The picture that emerges from the archives and collections is full of surprises and contradictions. It portrays the shah as a canny nationalist who brilliantly exploited American weakness in the wake of the Vietnam War and the Watergate scandal to establish Iran as the dominant power in the Persian Gulf and southwest Asia. In breaking from the client status expected of him, the shah threw down the gauntlet to U.S. policymakers, making it clear, to their consternation, that thenceforth he expected to be treated as an equal. This story, which is completely at odds with conventional wisdom, is highly complex and involved. Indeed, Alvandi is forced to concede that his work is by no means “a comprehensive history of the U.S.-Iran bilateral relationship in the 1970s.” His focus, rather, is on “three historical episodes that map the rise and fall of the Nixon–Kissinger–Pahlavi partnership”: (1) the Nixon Doctrine, which legitimized Iranian supremacy in the Persian Gulf; (2) covert cooperation to support the Kurdish uprising in Iraq; and (3) negotiations over the shah’s desire to obtain nuclear power for his country.
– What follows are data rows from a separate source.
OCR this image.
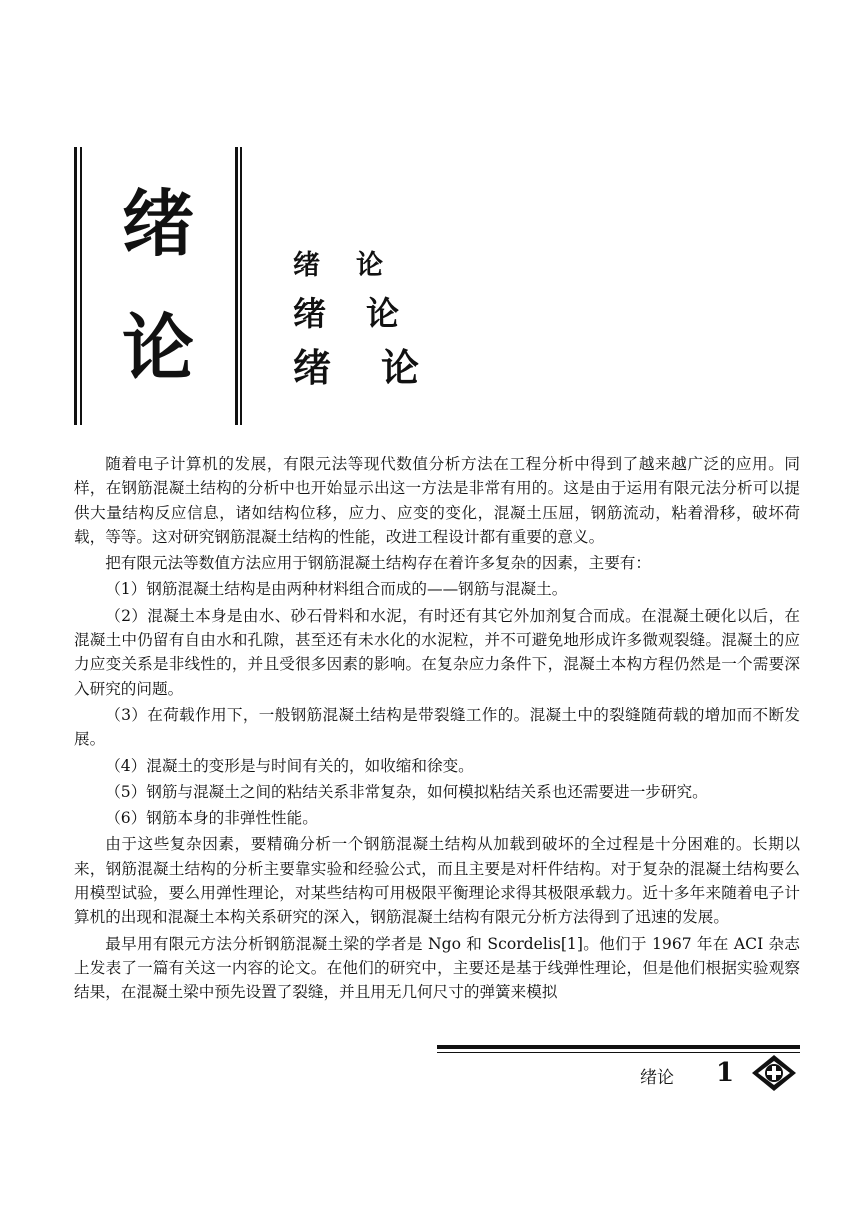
绪
论
绪 论
绪 论
绪 论

随着电子计算机的发展，有限元法等现代数值分析方法在工程分析中得到了越来越广泛的应用。同样，在钢筋混凝土结构的分析中也开始显示出这一方法是非常有用的。这是由于运用有限元法分析可以提供大量结构反应信息，诸如结构位移，应力、应变的变化，混凝土压屈，钢筋流动，粘着滑移，破坏荷载，等等。这对研究钢筋混凝土结构的性能，改进工程设计都有重要的意义。

把有限元法等数值方法应用于钢筋混凝土结构存在着许多复杂的因素，主要有：

（1）钢筋混凝土结构是由两种材料组合而成的——钢筋与混凝土。

（2）混凝土本身是由水、砂石骨料和水泥，有时还有其它外加剂复合而成。在混凝土硬化以后，在混凝土中仍留有自由水和孔隙，甚至还有未水化的水泥粒，并不可避免地形成许多微观裂缝。混凝土的应力应变关系是非线性的，并且受很多因素的影响。在复杂应力条件下，混凝土本构方程仍然是一个需要深入研究的问题。

（3）在荷载作用下，一般钢筋混凝土结构是带裂缝工作的。混凝土中的裂缝随荷载的增加而不断发展。

（4）混凝土的变形是与时间有关的，如收缩和徐变。

（5）钢筋与混凝土之间的粘结关系非常复杂，如何模拟粘结关系也还需要进一步研究。

（6）钢筋本身的非弹性性能。

由于这些复杂因素，要精确分析一个钢筋混凝土结构从加载到破坏的全过程是十分困难的。长期以来，钢筋混凝土结构的分析主要靠实验和经验公式，而且主要是对杆件结构。对于复杂的混凝土结构要么用模型试验，要么用弹性理论，对某些结构可用极限平衡理论求得其极限承载力。近十多年来随着电子计算机的出现和混凝土本构关系研究的深入，钢筋混凝土结构有限元分析方法得到了迅速的发展。

最早用有限元方法分析钢筋混凝土梁的学者是 Ngo 和 Scordelis[1]。他们于 1967 年在 ACI 杂志上发表了一篇有关这一内容的论文。在他们的研究中，主要还是基于线弹性理论，但是他们根据实验观察结果，在混凝土梁中预先设置了裂缝，并且用无几何尺寸的弹簧来模拟

绪论 1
This structure suits Alvandi’s purpose. He points out that oil prices and arms sales have been intensively covered elsewhere. Nonetheless, neither of these issues can be regarded as entirely separate from the ones that the book covers. The shah’s nationalist rhetoric was never more apparent than on the subject of oil policy, which he regarded as critical to his regime’s survival, and bilateral differences on prices were an important factor in the malaise that permeated U.S.–Iran relations even before the outbreak of [End Page 138] revolution. As scholars continue to sift through the archives, this book and others like it are challenging conventional thinking by offering a more rounded and mature discussion of U.S.–Iran relations under the last shah.

Andrew Scott Cooper
New York City

Footnotes

1. Presidential Correspondence with Foreign Leaders, Iran—The Shah (2), “Letter from His Imperial Majesty the Shahanshah Aryamehr to President Gerald R. Ford,” Box 2, National Security Adviser, Gerald R. Ford Library, Ann Arbor.